Acordo avaliado em mais de R$ 1 bilhão não avançou e JBJ e Fazenda Conforto decidem encerrar tratativas que movimentaram o setor pecuário brasileiro, colocando fim a uma negociação bilionária que poderia criar um dos maiores projetos pecuários do mundo
O mercado pecuário brasileiro foi surpreendido nesta semana com a confirmação do encerramento de uma das negociações mais relevantes dos últimos anos no setor. A operação envolvendo o Grupo JBJ Agropecuária, liderado por José Batista Júnior, o Júnior Friboi, e a tradicional Fazenda Conforto, em Nova Crixás (GO), não seguirá adiante, interrompendo um projeto que vinha sendo tratado como um movimento estratégico capaz de redesenhar a escala da pecuária intensiva no Brasil.

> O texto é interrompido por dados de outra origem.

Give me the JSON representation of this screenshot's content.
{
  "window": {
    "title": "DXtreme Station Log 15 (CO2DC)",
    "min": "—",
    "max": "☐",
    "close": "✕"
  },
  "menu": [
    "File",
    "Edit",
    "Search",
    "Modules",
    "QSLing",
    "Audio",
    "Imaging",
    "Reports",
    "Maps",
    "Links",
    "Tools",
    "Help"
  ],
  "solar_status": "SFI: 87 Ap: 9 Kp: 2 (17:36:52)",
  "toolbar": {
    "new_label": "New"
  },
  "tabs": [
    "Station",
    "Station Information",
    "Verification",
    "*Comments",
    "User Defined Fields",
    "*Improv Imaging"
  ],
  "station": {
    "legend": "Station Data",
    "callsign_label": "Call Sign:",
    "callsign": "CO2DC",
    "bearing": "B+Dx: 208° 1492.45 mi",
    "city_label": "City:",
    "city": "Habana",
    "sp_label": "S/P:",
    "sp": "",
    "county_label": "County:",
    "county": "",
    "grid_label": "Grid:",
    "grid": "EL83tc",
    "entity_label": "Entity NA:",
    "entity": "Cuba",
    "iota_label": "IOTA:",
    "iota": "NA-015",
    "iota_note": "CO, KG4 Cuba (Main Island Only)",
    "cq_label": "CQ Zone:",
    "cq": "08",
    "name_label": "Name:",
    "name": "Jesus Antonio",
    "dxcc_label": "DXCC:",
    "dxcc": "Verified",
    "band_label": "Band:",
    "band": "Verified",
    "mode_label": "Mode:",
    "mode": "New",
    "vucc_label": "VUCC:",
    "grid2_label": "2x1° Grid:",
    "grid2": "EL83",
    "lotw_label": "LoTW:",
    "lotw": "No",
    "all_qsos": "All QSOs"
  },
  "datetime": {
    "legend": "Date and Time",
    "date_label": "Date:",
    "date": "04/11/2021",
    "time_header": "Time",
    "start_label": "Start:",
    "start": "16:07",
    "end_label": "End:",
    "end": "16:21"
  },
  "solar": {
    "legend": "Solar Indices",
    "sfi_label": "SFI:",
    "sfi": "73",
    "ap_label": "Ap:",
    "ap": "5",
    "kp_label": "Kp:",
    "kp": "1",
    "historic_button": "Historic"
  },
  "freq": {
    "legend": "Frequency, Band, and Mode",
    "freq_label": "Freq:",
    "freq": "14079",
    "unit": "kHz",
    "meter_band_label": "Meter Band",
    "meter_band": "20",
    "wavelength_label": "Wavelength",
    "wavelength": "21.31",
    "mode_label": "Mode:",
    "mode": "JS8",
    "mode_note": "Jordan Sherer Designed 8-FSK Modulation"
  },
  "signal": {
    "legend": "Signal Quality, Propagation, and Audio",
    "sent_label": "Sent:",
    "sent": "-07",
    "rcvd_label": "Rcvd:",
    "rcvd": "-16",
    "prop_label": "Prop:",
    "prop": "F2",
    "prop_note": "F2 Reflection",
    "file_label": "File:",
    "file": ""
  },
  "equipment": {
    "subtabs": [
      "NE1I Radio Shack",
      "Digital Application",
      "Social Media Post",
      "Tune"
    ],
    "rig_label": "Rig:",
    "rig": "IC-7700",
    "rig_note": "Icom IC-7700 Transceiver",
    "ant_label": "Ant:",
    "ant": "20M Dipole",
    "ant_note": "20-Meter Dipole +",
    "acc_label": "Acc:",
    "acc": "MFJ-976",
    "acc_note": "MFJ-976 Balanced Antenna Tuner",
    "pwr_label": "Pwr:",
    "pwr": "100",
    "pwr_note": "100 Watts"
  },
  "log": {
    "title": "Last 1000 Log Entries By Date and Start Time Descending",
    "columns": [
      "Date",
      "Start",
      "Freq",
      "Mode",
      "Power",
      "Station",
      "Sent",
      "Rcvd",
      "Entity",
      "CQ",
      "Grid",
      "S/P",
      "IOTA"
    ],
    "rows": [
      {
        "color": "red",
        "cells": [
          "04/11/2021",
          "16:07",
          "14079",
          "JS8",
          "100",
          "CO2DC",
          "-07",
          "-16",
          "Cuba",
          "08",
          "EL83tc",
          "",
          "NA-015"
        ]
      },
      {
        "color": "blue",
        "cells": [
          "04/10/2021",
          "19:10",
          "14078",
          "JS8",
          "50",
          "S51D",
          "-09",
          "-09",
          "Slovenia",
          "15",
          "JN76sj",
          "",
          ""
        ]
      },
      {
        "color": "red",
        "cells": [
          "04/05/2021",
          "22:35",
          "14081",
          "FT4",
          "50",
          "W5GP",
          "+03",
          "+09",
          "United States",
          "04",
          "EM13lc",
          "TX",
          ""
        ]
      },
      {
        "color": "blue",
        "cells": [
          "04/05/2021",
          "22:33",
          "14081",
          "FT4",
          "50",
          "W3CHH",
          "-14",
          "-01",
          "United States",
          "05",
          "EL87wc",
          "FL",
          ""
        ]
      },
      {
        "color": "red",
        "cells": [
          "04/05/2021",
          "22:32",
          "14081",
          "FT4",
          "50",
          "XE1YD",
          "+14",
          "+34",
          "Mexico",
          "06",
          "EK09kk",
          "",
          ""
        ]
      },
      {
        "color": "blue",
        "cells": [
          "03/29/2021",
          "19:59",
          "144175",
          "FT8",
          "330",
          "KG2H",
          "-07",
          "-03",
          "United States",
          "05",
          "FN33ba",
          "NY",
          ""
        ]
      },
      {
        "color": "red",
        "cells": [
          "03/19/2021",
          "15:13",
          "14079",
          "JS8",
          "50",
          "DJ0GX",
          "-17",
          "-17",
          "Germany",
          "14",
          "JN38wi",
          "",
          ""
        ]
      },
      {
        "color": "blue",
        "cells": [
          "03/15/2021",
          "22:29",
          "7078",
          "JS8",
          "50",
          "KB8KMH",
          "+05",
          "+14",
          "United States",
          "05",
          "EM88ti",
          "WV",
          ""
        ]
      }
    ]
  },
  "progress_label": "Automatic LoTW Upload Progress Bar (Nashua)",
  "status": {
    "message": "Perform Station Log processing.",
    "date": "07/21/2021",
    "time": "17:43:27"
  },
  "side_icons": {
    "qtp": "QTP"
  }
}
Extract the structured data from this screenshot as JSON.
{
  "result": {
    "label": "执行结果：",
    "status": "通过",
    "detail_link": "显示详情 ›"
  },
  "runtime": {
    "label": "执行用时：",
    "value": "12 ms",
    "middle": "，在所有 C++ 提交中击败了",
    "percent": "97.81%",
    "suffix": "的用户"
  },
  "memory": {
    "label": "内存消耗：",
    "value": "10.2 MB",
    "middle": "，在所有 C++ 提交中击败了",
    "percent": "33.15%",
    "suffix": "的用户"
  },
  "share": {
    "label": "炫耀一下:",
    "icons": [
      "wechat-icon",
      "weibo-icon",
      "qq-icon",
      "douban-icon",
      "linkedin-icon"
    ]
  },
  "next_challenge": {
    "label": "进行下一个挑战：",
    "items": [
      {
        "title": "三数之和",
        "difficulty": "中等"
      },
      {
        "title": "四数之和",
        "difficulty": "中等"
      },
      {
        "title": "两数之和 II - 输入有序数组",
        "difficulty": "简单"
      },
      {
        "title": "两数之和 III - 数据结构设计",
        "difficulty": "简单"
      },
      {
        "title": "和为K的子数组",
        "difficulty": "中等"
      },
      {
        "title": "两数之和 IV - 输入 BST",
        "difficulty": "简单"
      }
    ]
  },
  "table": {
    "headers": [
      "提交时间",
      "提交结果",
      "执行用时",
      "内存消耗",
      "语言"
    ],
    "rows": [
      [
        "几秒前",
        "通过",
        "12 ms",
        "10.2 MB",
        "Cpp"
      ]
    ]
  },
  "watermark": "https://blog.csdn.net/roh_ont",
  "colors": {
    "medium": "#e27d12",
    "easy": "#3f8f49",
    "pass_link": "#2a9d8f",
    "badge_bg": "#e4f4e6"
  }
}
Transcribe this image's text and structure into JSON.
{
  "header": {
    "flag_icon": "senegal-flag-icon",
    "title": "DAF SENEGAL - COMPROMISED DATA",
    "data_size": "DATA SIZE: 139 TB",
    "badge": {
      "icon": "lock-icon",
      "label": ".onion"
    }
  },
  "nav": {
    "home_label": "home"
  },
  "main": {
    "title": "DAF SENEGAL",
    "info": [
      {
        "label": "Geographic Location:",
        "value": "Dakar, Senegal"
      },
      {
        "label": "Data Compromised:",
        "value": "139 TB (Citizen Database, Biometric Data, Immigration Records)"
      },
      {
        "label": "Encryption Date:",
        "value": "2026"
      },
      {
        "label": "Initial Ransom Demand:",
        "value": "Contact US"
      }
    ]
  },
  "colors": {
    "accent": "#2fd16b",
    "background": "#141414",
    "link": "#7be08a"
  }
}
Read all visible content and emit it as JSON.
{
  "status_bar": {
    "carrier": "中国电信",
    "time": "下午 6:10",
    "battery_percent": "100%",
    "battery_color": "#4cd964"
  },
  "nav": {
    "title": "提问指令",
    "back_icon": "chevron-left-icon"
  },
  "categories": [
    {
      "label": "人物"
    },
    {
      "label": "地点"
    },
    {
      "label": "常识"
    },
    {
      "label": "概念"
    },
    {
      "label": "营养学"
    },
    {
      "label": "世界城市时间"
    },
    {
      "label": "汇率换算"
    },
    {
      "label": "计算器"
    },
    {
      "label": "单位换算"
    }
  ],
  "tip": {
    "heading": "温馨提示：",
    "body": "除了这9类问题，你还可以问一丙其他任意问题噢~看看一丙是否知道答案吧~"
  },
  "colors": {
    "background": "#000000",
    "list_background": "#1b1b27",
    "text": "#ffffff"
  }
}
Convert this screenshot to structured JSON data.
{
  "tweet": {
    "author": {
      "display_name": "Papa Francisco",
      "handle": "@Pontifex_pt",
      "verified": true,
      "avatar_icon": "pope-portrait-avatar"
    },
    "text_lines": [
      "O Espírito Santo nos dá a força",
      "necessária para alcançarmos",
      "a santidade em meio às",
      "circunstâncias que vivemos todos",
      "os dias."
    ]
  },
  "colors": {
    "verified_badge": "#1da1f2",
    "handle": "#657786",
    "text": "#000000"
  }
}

Segundo informações obtidas com exclusividade pelo Compre Rural junto ao CEO do Grupo JBJ, Fabrício Batista, as empresas decidiram encerrar em comum acordo as tratativas da operação, após o avanço de fatores regulatórios que passaram a gerar insegurança sobre a continuidade do processo.
O que levou ao fim da negociação bilionária entre a JBJ e Fazenda Conforto
A transação, estimada em mais de R$ 1 bilhão, havia sido protocolada no Conselho Administrativo de Defesa Econômica (Cade) e dependia da aprovação do órgão regulador para avançar. O negócio uniria duas gigantes da pecuária nacional e daria origem a uma estrutura considerada uma das maiores plataformas de confinamento bovino do planeta.
No entanto, o processo sofreu uma mudança importante após o Cade rejeitar o pedido das empresas para que a operação fosse analisada pelo chamado rito sumário, modelo que permite tramitação mais rápida em casos considerados menos complexos.
Com isso, a análise passou para o rito ordinário, aumentando incertezas sobre prazo, eventuais exigências e possíveis restrições concorrenciais. A avaliação interna das companhias foi de que o cenário poderia gerar impactos operacionais importantes caso o processo se prolongasse.
Projeto criaria uma potência inédita na pecuária brasileira, um megaconfinamento
Caso fosse concluída, a operação colocaria sob o mesmo guarda-chuva duas estruturas extremamente relevantes dentro da cadeia pecuária nacional.
O Grupo JBJ hoje opera uma das maiores estruturas privadas de confinamento do Brasil, com capacidade anual declarada para receber aproximadamente 540 mil animais por ano, sendo cerca de 180 mil cabeças em confinamento estático, além de atuar em cria, recria, genética e integração com frigoríficos.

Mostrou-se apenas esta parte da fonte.